En cierta medida, mi vida ha sido una constante superación del fracaso. Podemos decir que he triunfado en tantos aspectos como en otros he fracasado y nunca fui totalmente culpable de mis errores ni tuve todo el mérito de mis aciertos. Soy una persona sin apellidos famosos, procedente de una familia modesta.
Posiblemente me viene de parte de madre lo trabajador que soy. Siempre me he levantado antes que el sol y me he acostado después de un buen porrón de horas, asumiéndolo como algo normal. Pero creo que fue al inicio de mis estudios universitarios cuando me di cuenta de que en la vida hay dos formas de conseguir las cosas: ganándoselas o pagando por ellas. Pues bien, es tradición familiar ganarse las cosas, quizá porque nunca pudimos pagar por ellas, quizá no.
Efectivamente, fue en mis años universitarios cuando me di de morros con la gélida realidad de que, por mucho que me esforzara, nunca sería tan bueno sobre el papel (que es lo que cuenta) como aquellos bien conectados, aquellos que perdían su personalidad para dar gusto al profesorado, aquellos hijos de papá o mamá (o de otra cosa que se me ocurre ahora mismo) que daban lugar a que todo mi trabajo no sirviese de nada. De algún modo, parte del sistema corrupto que corroe las entrañas de la sociedad actual: su único mérito era ser.

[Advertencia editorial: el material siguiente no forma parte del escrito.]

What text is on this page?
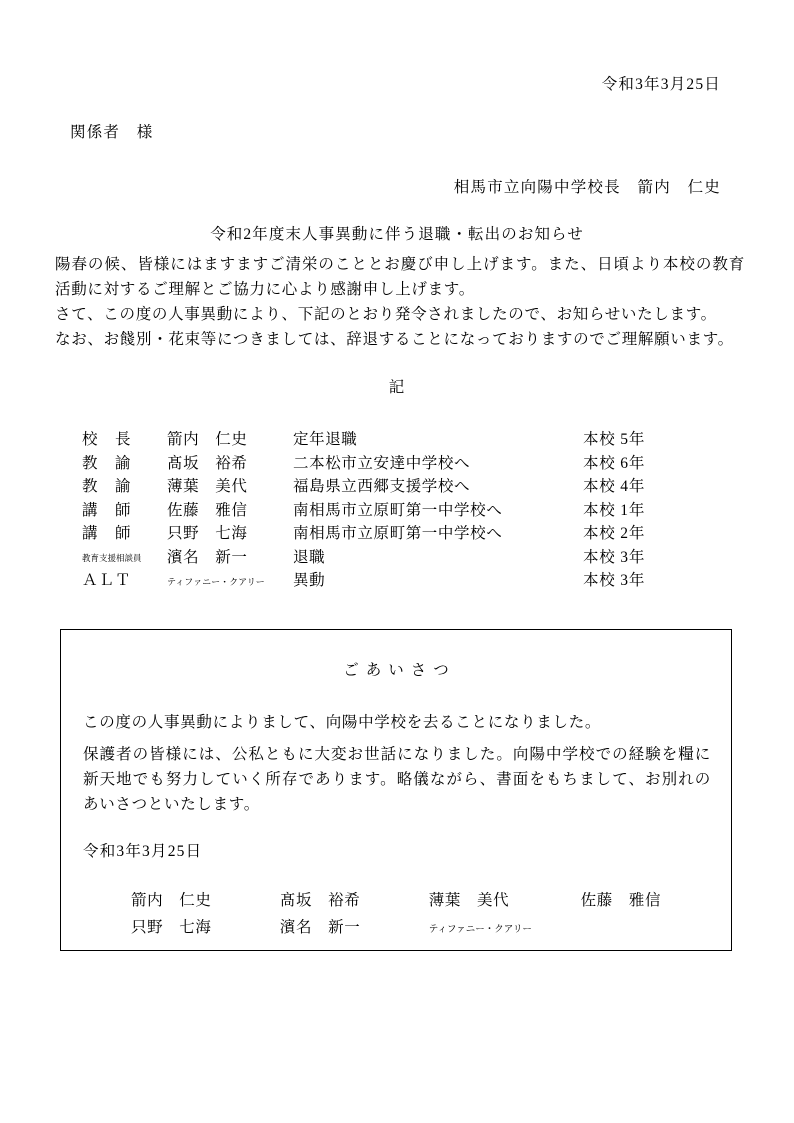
令和3年3月25日
関係者　様
相馬市立向陽中学校長　箭内　仁史
令和2年度末人事異動に伴う退職・転出のお知らせ
陽春の候、皆様にはますますご清栄のこととお慶び申し上げます。また、日頃より本校の教育活動に対するご理解とご協力に心より感謝申し上げます。
さて、この度の人事異動により、下記のとおり発令されましたので、お知らせいたします。
なお、お餞別・花束等につきましては、辞退することになっておりますのでご理解願います。
記
校　長	箭内　仁史	定年退職	本校 5年
教　諭	髙坂　裕希	二本松市立安達中学校へ	本校 6年
教　諭	薄葉　美代	福島県立西郷支援学校へ	本校 4年
講　師	佐藤　雅信	南相馬市立原町第一中学校へ	本校 1年
講　師	只野　七海	南相馬市立原町第一中学校へ	本校 2年
教育支援相談員	濱名　新一	退職	本校 3年
ＡＬＴ	ティファニー・クアリー	異動	本校 3年
ごあいさつ
この度の人事異動によりまして、向陽中学校を去ることになりました。
保護者の皆様には、公私ともに大変お世話になりました。向陽中学校での経験を糧に新天地でも努力していく所存であります。略儀ながら、書面をもちまして、お別れのあいさつといたします。
令和3年3月25日
箭内　仁史	髙坂　裕希	薄葉　美代	佐藤　雅信
只野　七海	濱名　新一	ティファニー・クアリー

Y así han ido pasando los años. Creo que si hay algo que de verdad me jode, me saca de mis casillas y me da vueltas de campana al estómago es que alguien, cuyo único mérito es ser, tire por la borda todo mi esfuerzo -esfuerzo que he de realizar por el simple hecho de no ser- para conseguir algo. Y, sinceramente, el regusto que me queda en la boca es bastante amargo, sabe a derrota, y me hace dudar de mis propias capacidades. Cuando menos, resulta tremendamente injusto.
Aunque en mi familia sea tradición levantarse una y otra vez para superar las adversidades.